In the winter – In the winter, it’s still important to keep it clean and monitored, but you won’t have to worry as much about things like sun and sweat. What you should worry about in the winter especially, is dryness. Many people experience dry, itchy skin during the colder months even without a tattoo. A tattoo that isn’t moisturized enough will become dry and tight and the cold weather can potentially make this even worse.
If you notice the tattoo is drying out or feeling tight and uncomfortable, try increasing your moisturizer. Do this slowly, however, as too much moisturizing can be bad for it as well. If you’re unsure about how to find the proper balance, contact your artist and they will be happy to help you out.
Pay Attention to Aftercare Regardless of the Weather
It’s true that different seasons require slightly different precautions when it comes to healing a tattoo. However, you must ensure you are following the basic aftercare instructions no matter what type of weather you’re dealing with.
These basic instructions will include:
- Leave the bandage on for 24-72 hours (will vary depending on bandage type).
- Wash immediately after removing the bandage.
- Clean with unscented soap twice per day.
- Moisturize with unscented lotion after cleaning.
The exact details may vary slightly and your artist may recommend certain products. You might be told to clean it more or less often based on your skin type/sensitivity or even your job or lifestyle. Whatever your artist tells you to do, follow their instructions closely and without wavering.
Failing to follow the aftercare instructions will leave you at a higher risk of both infection and a compromised tattoo.
Do Tattoos Heal Faster in the Winter?
If the winter is the best time to get a tattoo due to the lesser risk, then one might wonder if this means it will heal faster in the winter. The simple answer is no, the weather doesn’t make a difference to healing times. How fast a tattoo heals will have to with things like the quality of application, the condition of the skin, your health, and how well you take care of it.
That being said, an infected tattoo will take much longer to heal, and you’re at a bit of a higher risk of infection in the summer.
How Long Do You Have to Keep a Tattoo Covered in the Summer?
Part of the reason many people get their tattoos in the summer is that they want to show them off. This is understandable and certainly reasonable, good tattoos should be shown off!
But, proper healing should be a top priority after first getting the tattoo.

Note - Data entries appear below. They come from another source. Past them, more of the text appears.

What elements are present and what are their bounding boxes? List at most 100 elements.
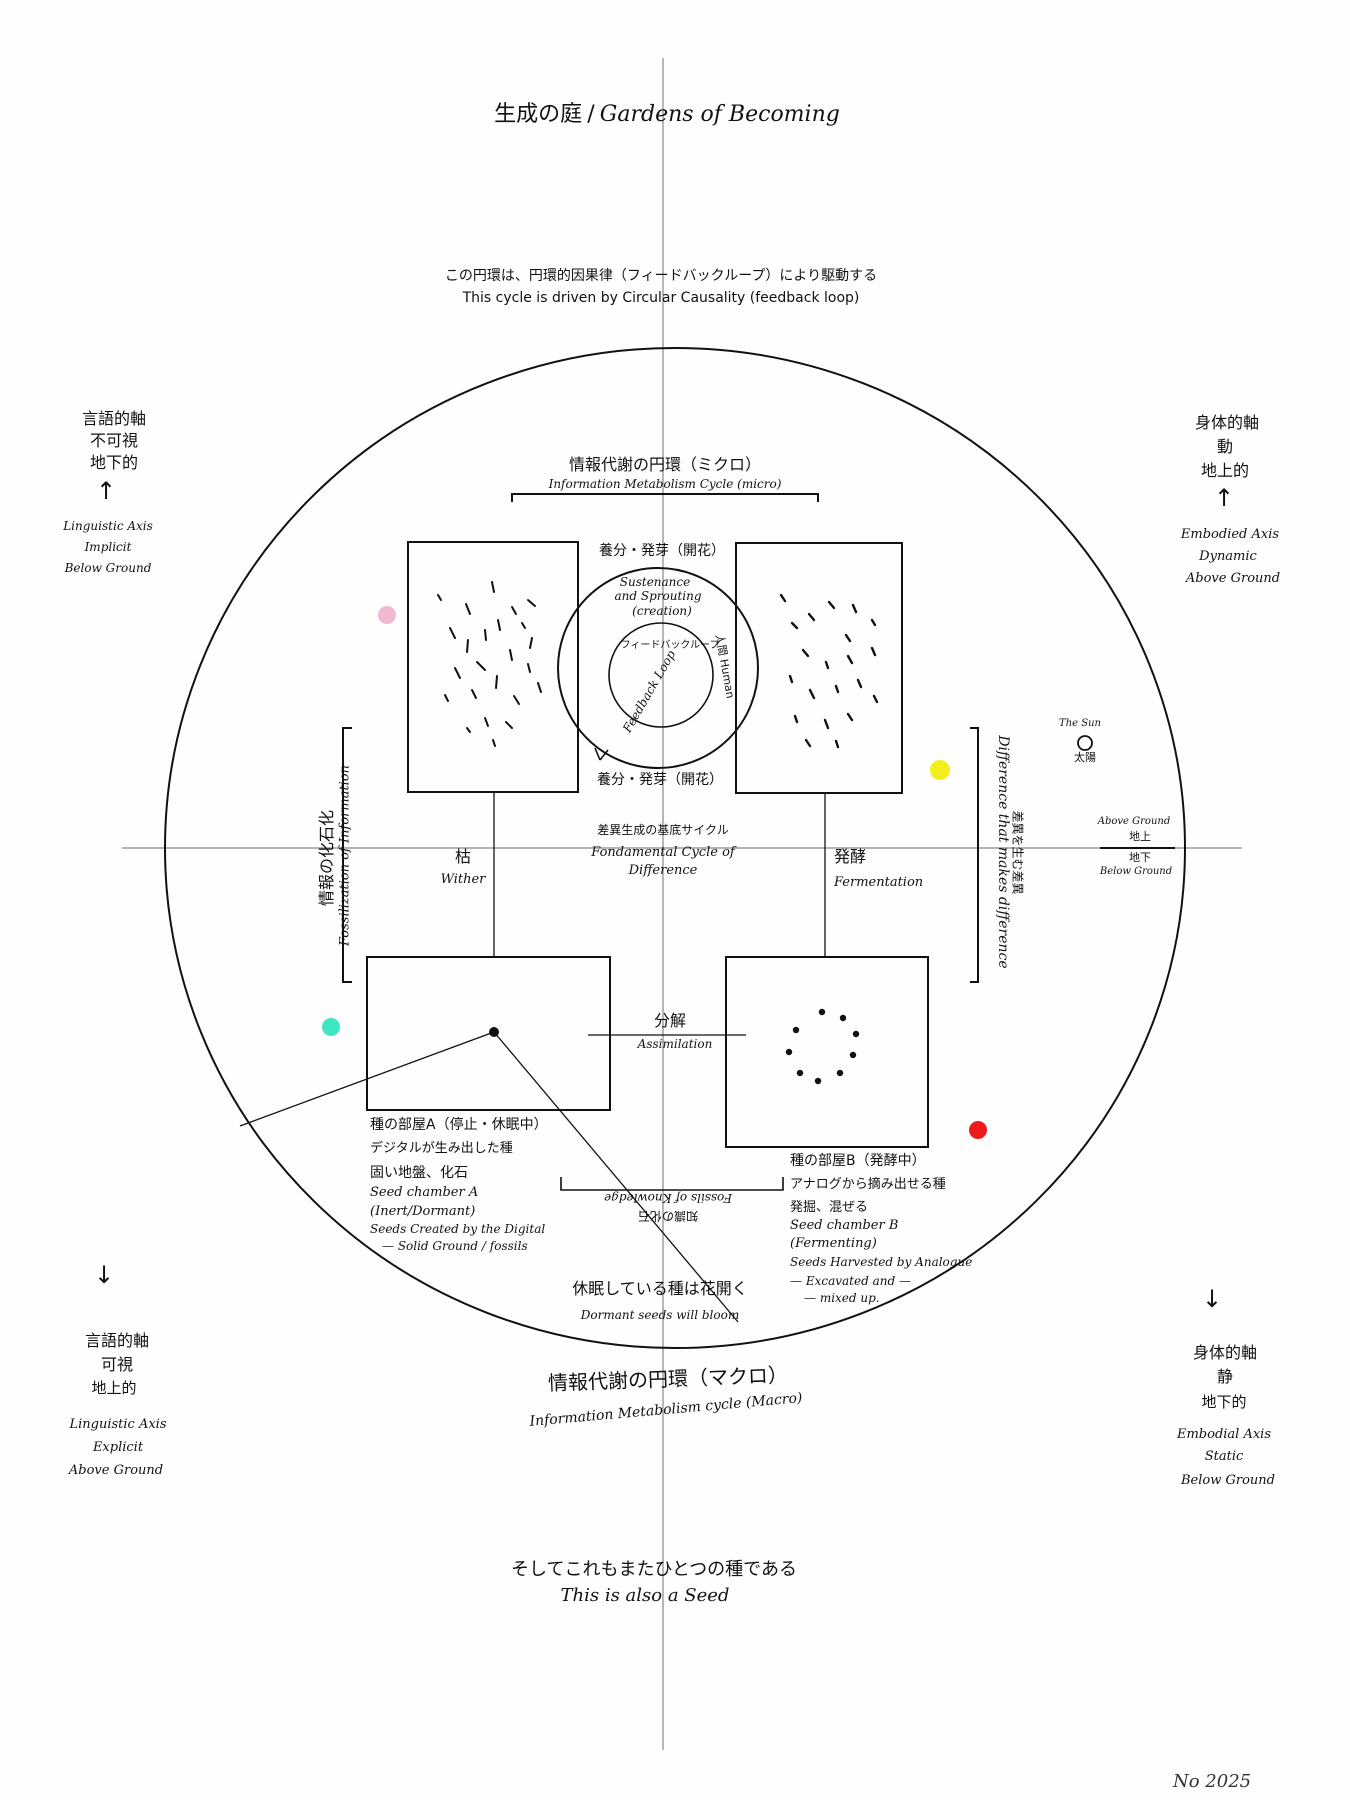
box-seed-chamber-b [725, 956, 929, 1148]
seed-note-jp: そしてこれもまたひとつの種である [510, 1559, 798, 1580]
bl-axis-en1: Linguistic Axis [69, 1417, 167, 1432]
tr-axis-en3: Above Ground [1185, 571, 1281, 586]
cycle-note-en: This cycle is driven by Circular Causali… [462, 290, 860, 306]
assimilation-jp: 分解 [653, 1011, 687, 1030]
chamber-a-en1: Seed chamber A [370, 1185, 479, 1200]
title-separator: / [587, 102, 595, 127]
yellow-dot [930, 760, 950, 780]
chamber-b-en3: Seeds Harvested by Analogue [790, 1255, 973, 1269]
tr-axis-jp2: 動 [1216, 437, 1234, 456]
tl-axis-jp2: 不可視 [89, 431, 139, 450]
micro-cycle-bracket [511, 493, 819, 502]
seed-dot [489, 1027, 499, 1037]
page-title: 生成の庭 / Gardens of Becoming [494, 102, 840, 127]
tr-axis-en1: Embodied Axis [1180, 527, 1280, 542]
sustenance-en-line3: (creation) [632, 604, 692, 618]
pink-dot [378, 606, 396, 624]
box-top-left [407, 541, 579, 793]
title-jp: 生成の庭 [494, 102, 583, 127]
fundamental-en-line1: Fondamental Cycle of [591, 845, 735, 860]
seed-ring [785, 1008, 860, 1085]
chamber-a-en4: — Solid Ground / fossils [382, 1239, 528, 1253]
tl-axis-en3: Below Ground [64, 561, 152, 575]
mirrored-jp: 知識の化石 [637, 1208, 699, 1223]
tl-up-arrow-icon: ↑ [95, 477, 117, 505]
tl-axis-en2: Implicit [84, 540, 132, 554]
seed-note-en: This is also a Seed [560, 1585, 730, 1606]
ground-below-jp: 地下 [1129, 851, 1151, 864]
chamber-a-en3: Seeds Created by the Digital [370, 1222, 546, 1236]
fossilization-jp: 情報の化石化 [317, 810, 336, 907]
fundamental-en-line2: Difference [628, 863, 698, 878]
mirrored-en: Fossils of Knowledge [604, 1190, 732, 1205]
chamber-b-text: 種の部屋B（発酵中） アナログから摘み出せる種 発掘、混ぜる Seed cham… [790, 1150, 972, 1305]
macro-cycle-circle [164, 347, 1186, 1349]
wither-en: Wither [440, 872, 486, 887]
chamber-a-jp2: デジタルが生み出した種 [370, 1141, 513, 1156]
fossilization-en: Fossilization of Information [337, 764, 353, 947]
sun-icon [1077, 735, 1093, 751]
chamber-a-jp3: 固い地盤、化石 [370, 1165, 468, 1181]
bl-axis-jp3: 地上的 [91, 1379, 137, 1397]
br-axis-en3: Below Ground [1181, 1473, 1275, 1488]
sun-jp: 太陽 [1074, 751, 1096, 764]
fermentation-jp: 発酵 [834, 847, 867, 866]
difference-jp: 差異を生む差異 [1010, 810, 1025, 895]
teal-dot [322, 1018, 340, 1036]
chamber-a-en2: (Inert/Dormant) [370, 1204, 476, 1219]
feedback-jp: フィードバックループ [620, 640, 720, 651]
sustenance-en-line2: and Sprouting [614, 589, 702, 603]
tl-axis-jp3: 地下的 [89, 453, 139, 472]
tr-axis-jp1: 身体的軸 [1194, 413, 1260, 432]
fermentation-en: Fermentation [834, 875, 924, 890]
tr-axis-jp3: 地上的 [1200, 461, 1250, 480]
chamber-b-en2: (Fermenting) [790, 1236, 877, 1251]
ground-above-jp: 地上 [1129, 830, 1151, 843]
br-axis-jp2: 静 [1216, 1367, 1234, 1386]
br-axis-jp1: 身体的軸 [1192, 1343, 1258, 1362]
dormant-en: Dormant seeds will bloom [580, 1308, 740, 1322]
br-axis-jp3: 地下的 [1201, 1393, 1247, 1411]
tl-axis-jp1: 言語的軸 [81, 409, 147, 428]
bl-axis-jp1: 言語的軸 [84, 1331, 150, 1350]
micro-cycle-jp: 情報代謝の円環（ミクロ） [568, 455, 762, 474]
sustenance-top-jp: 養分・発芽（開花） [599, 543, 725, 559]
seed-pointer-line-left [239, 1031, 495, 1127]
cycle-note-jp: この円環は、円環的因果律（フィードバックループ）により駆動する [444, 268, 878, 284]
bl-axis-jp2: 可視 [100, 1355, 134, 1374]
drawing-number: No 2025 [1173, 1771, 1252, 1792]
wither-jp: 枯 [454, 847, 472, 866]
chamber-b-en1: Seed chamber B [790, 1218, 899, 1233]
br-down-arrow-icon: ↓ [1201, 1285, 1223, 1313]
scattered-dots [779, 593, 879, 749]
bl-down-arrow-icon: ↓ [93, 1261, 115, 1289]
chamber-a-jp1: 種の部屋A（停止・休眠中） [370, 1117, 548, 1133]
title-en: Gardens of Becoming [599, 102, 840, 127]
chamber-b-jp3: 発掘、混ぜる [790, 1200, 869, 1215]
sustenance-en-line1: Sustenance [619, 575, 691, 589]
bl-axis-en2: Explicit [92, 1440, 144, 1455]
chamber-b-jp2: アナログから摘み出せる種 [790, 1177, 946, 1192]
tr-up-arrow-icon: ↑ [1213, 484, 1235, 512]
tr-axis-en2: Dynamic [1199, 549, 1257, 564]
mirrored-bracket [560, 1177, 784, 1191]
difference-bracket [970, 727, 979, 983]
fundamental-jp: 差異生成の基底サイクル [597, 823, 729, 837]
red-dot [969, 1121, 987, 1139]
chamber-b-jp1: 種の部屋B（発酵中） [790, 1153, 926, 1169]
micro-cycle-en: Information Metabolism Cycle (micro) [548, 477, 782, 491]
chamber-b-en4: — Excavated and — [790, 1274, 911, 1288]
br-axis-en2: Static [1204, 1449, 1244, 1464]
ground-above-en: Above Ground [1097, 816, 1171, 827]
box-seed-chamber-a [366, 956, 611, 1111]
tl-axis-en1: Linguistic Axis [63, 519, 153, 533]
chamber-b-en5: — mixed up. [804, 1291, 880, 1305]
seed-pointer-line-right [493, 1031, 739, 1323]
sustenance-bottom-jp: 養分・発芽（開花） [597, 772, 723, 788]
ground-below-en: Below Ground [1099, 866, 1173, 877]
fossilization-bracket [342, 727, 352, 983]
feedback-loop-inner [608, 622, 714, 728]
sun-en: The Sun [1059, 718, 1101, 729]
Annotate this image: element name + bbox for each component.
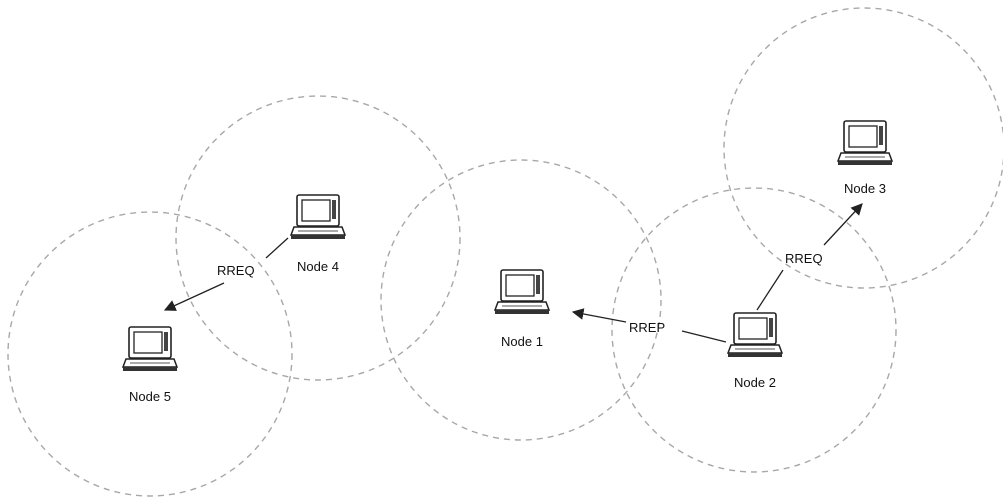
node-node-3: Node 3 [837,120,893,196]
node-node-4: Node 4 [290,194,346,274]
label-rrep-2-to-1: RREP [629,320,665,335]
laptop-icon [122,326,178,372]
node-node-5: Node 5 [122,326,178,404]
laptop-icon [727,312,783,358]
node-label: Node 3 [844,181,886,196]
range-node-1 [380,159,662,441]
link-rreq-2-to-3 [756,269,784,311]
link-rreq-4-to-5-arrow [163,282,225,311]
link-rreq-4-to-5 [265,237,289,259]
node-label: Node 1 [501,334,543,349]
links: RREQ RREP RREQ [163,203,863,343]
node-node-2: Node 2 [727,312,783,390]
range-node-5 [7,211,293,497]
link-rrep-2-to-1-arrow [571,308,627,323]
laptop-icon [290,194,346,240]
laptop-icon [494,269,550,315]
label-rreq-4-to-5: RREQ [217,263,255,278]
label-rreq-2-to-3: RREQ [785,251,823,266]
node-label: Node 2 [734,375,776,390]
node-label: Node 5 [129,389,171,404]
range-node-2 [611,187,897,473]
link-rreq-2-to-3-arrow [823,203,863,246]
laptop-icon [837,120,893,166]
range-node-4 [175,95,461,381]
transmission-ranges [7,7,1003,497]
node-node-1: Node 1 [494,269,550,349]
node-label: Node 4 [297,259,339,274]
link-rrep-2-to-1 [681,330,727,343]
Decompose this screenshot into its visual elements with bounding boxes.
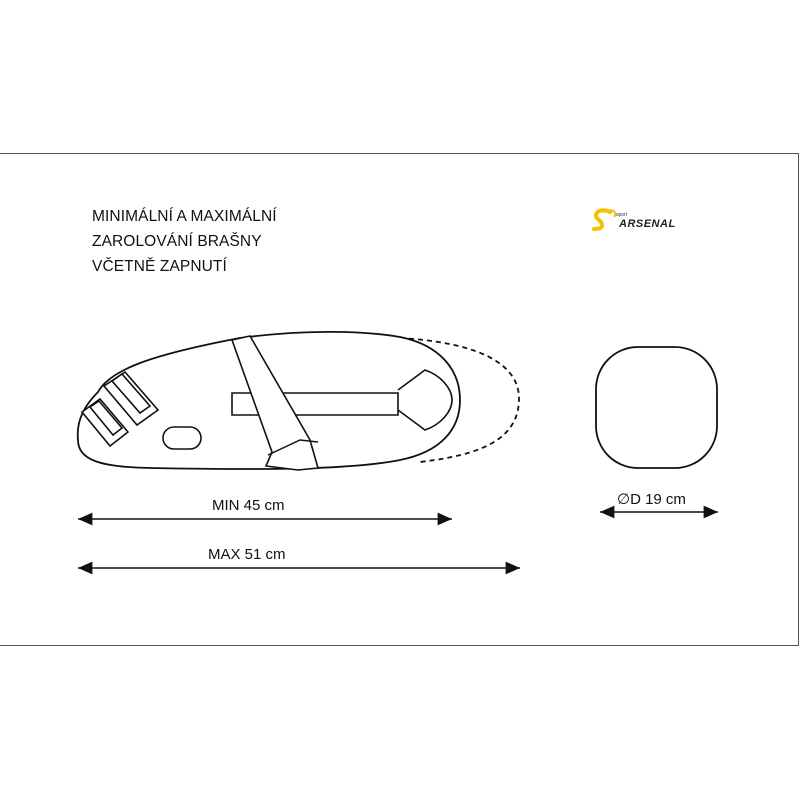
- max-length-label: MAX 51 cm: [208, 546, 286, 563]
- title-line-3: VČETNĚ ZAPNUTÍ: [92, 258, 227, 275]
- logo-small-text: sport: [616, 212, 628, 218]
- buckles: [80, 370, 160, 448]
- title-line-1: MINIMÁLNÍ A MAXIMÁLNÍ: [92, 208, 277, 225]
- diameter-label: ∅D 19 cm: [617, 491, 686, 508]
- side-profile: [595, 346, 718, 469]
- bag-front-cone: [397, 369, 453, 431]
- oval-pocket: [162, 426, 202, 450]
- arsenal-logo: sport ARSENAL: [592, 208, 676, 231]
- title-line-2: ZAROLOVÁNÍ BRAŠNY: [92, 233, 262, 250]
- max-extension-outline: [399, 337, 520, 463]
- logo-brand-text: ARSENAL: [618, 218, 676, 230]
- min-length-label: MIN 45 cm: [212, 497, 285, 514]
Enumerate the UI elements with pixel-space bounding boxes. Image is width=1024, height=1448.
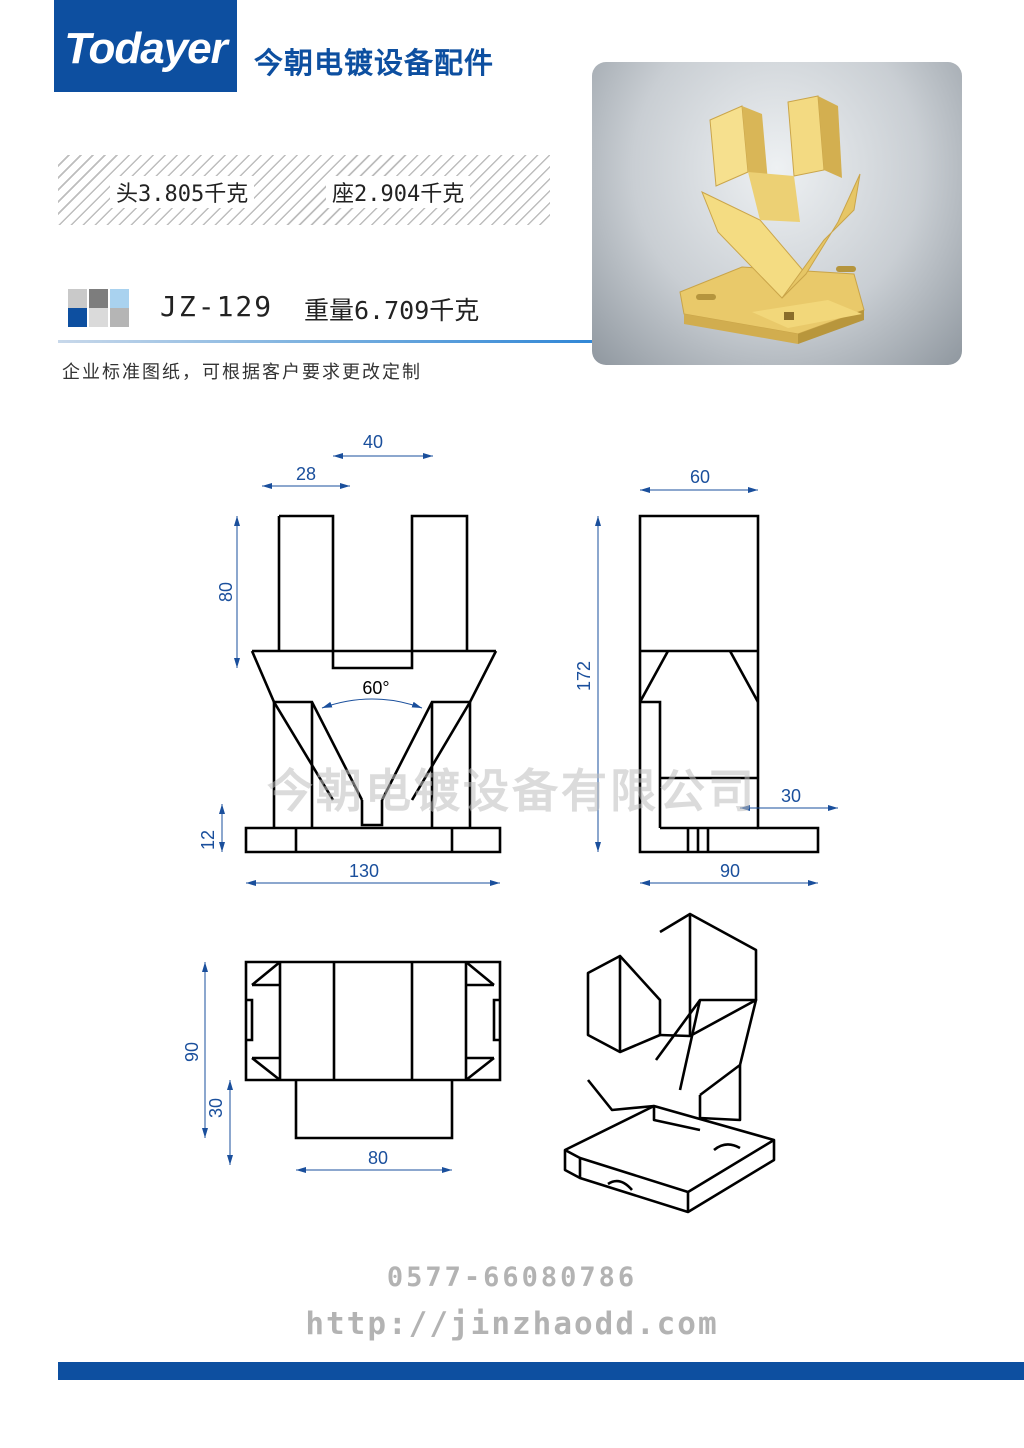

You should keep your fresh tattoo out of the sun completely for at least 10-14 days. This means having it fully covered at all times, no matter what. Even if that means wearing long sleeves in the heat. This is one reason why getting a tattoo in the winter is preferable for many – you’re wearing long sleeves outside anyway.
It also needs to be kept out of the water, which is another reason winter tattoos are great. This will often mean missed beach days, which is a huge thing for many in the summer. You can still go to the beach with a fresh tattoo, but it needs to be covered and you cannot go in the water – not the best recipe for an enjoyable afternoon on the beach.
Past the initial 10-14 days, it will be up to you and your own discernment to decide when it’s safe to allow the tattoo to be exposed to some sun. You’ll need to keep an idea on its progress and how long it takes to heal. If the tattoo is still at all scabby or flaky, that’s a sign that it’s not ready to go out in the sun yet.